The Moving Least Squares (MLS) surface reconstruction method is a resampling algorithm that can reconstruct missing parts of a surface. Thanks to higher order polynomial interpolations between surrounding data points, MLS can correct and smooth out small errors caused by scanning.

Greedy Projection Triangulation implements an algorithm for fast surface triangulation on an unordered PointCloud with normals. The result is a triangle mesh that is created by projecting the local neighborhood of a point along the normal of the point. It works best if the surface is locally smooth and there are smooth transitions between areas with different point densities. Many parameters can be set that are taken into account when connecting points (how many neighbors are searched, the maximum distance for a point, minimum and maximum angle of a triangle).

The library also implements functions for creating a concave or convex hull polygon for a plane model, Grid projection surface reconstruction algorithm, marching cubes, ear clipping triangulation algorithm, Poisson surface reconstruction algorithm, etc.

=== I/O ===
The io_library allows you to load and save point clouds to files, as well as capture clouds from various devices. It includes functions that allow you to concatenate the points of two different point clouds with the same type and number of fields. The library can also concatenate fields (e.g., dimensions) of two different point clouds with same number of points.

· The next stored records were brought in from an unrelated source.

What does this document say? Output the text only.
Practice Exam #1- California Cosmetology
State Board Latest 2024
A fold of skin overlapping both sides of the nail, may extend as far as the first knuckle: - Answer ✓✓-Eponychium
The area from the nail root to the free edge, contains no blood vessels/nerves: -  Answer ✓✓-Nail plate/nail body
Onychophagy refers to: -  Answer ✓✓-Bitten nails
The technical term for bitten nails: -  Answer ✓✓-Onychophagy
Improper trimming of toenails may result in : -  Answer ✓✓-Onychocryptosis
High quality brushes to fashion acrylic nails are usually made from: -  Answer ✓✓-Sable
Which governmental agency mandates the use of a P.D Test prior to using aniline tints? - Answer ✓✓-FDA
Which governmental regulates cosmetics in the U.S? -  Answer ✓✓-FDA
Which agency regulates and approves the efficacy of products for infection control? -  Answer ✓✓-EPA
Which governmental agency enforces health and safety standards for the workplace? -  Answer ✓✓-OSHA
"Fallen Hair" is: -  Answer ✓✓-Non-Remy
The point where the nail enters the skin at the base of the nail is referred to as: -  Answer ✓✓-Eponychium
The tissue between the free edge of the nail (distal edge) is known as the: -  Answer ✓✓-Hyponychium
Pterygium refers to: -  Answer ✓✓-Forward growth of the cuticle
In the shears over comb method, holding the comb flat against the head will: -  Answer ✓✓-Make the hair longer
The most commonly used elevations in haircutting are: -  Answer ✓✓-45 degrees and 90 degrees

Starting with PCL 1.0 the library offers a new generic grabber interface that provides easy access to different devices and file formats. The first devices supported for data collection were OpenNI compatible cameras (tested with Primesense Reference Design, Microsoft Kinect and Asus Xtion Pro cameras). As of PCL 1.7, point cloud data can be also obtained from the Velodyne High Definition LiDAR (HDL) system, which produces 360 degree point clouds. PCL supports both the original HDL-64e and HDL-32e. There is also a new driver for Dinast Cameras (tested with IPA-1110, Cyclopes II and IPA-1002 ng T-Less NG). PCL 1.8 brings support for IDS-Imaging Ensenso cameras, DepthSense cameras (e.g. Creative Senz3D, DepthSense DS325), and davidSDK scanners.

=== KdTree ===
The pcl_kdtree library provides the kd-tree data-structure for organizing a set of points in a space with k dimensions. Used to find the K nearest neighbors (using FLANN) of a specific point or location.

=== Octree ===
The pcl_octree library implements the octree hierarchical tree data structure for point cloud data. The library provides nearest neighbor search algorithms, such as “Neighbors within Voxel Search”, “K Nearest Neighbor Search” and “Neighbors within Radius Search”. There are also several octree types that differ by their leaf node's properties. Each leaf node can hold a single point or a list of point indices, or it does not store any point information. The library can be also used for detection of spatial changes between multiple unorganized point clouds by recursive comparison of octet tree structures.

=== Search ===
The pcl_search library implements methods for searching for nearest neighbors using different data structures, that can be found in other modules, such as KdTree, Octree, or specialized search for organized datasets.

=== Range Image ===
The range_image library contains two classes for representing and working with range images whose pixel values represent a distance from the sensor. The range image can be converted to a point cloud if the sensor position is specified or the borders can be extracted from it.

=== Keypoints ===
The pcl_keypoints library contains implementations of point cloud keypoint detection algorithms (AGAST corner point detector, Harris detector, BRISK detector, etc.).

=== Common ===
The pcl_common library contains the core data structures for point cloud, types for point representation, surface normals, RGB color values, etc. There are also implemented useful methods for computing distances, mean values and covariance, geometric transformations, and more. The common library is mainly used by other PCL modules.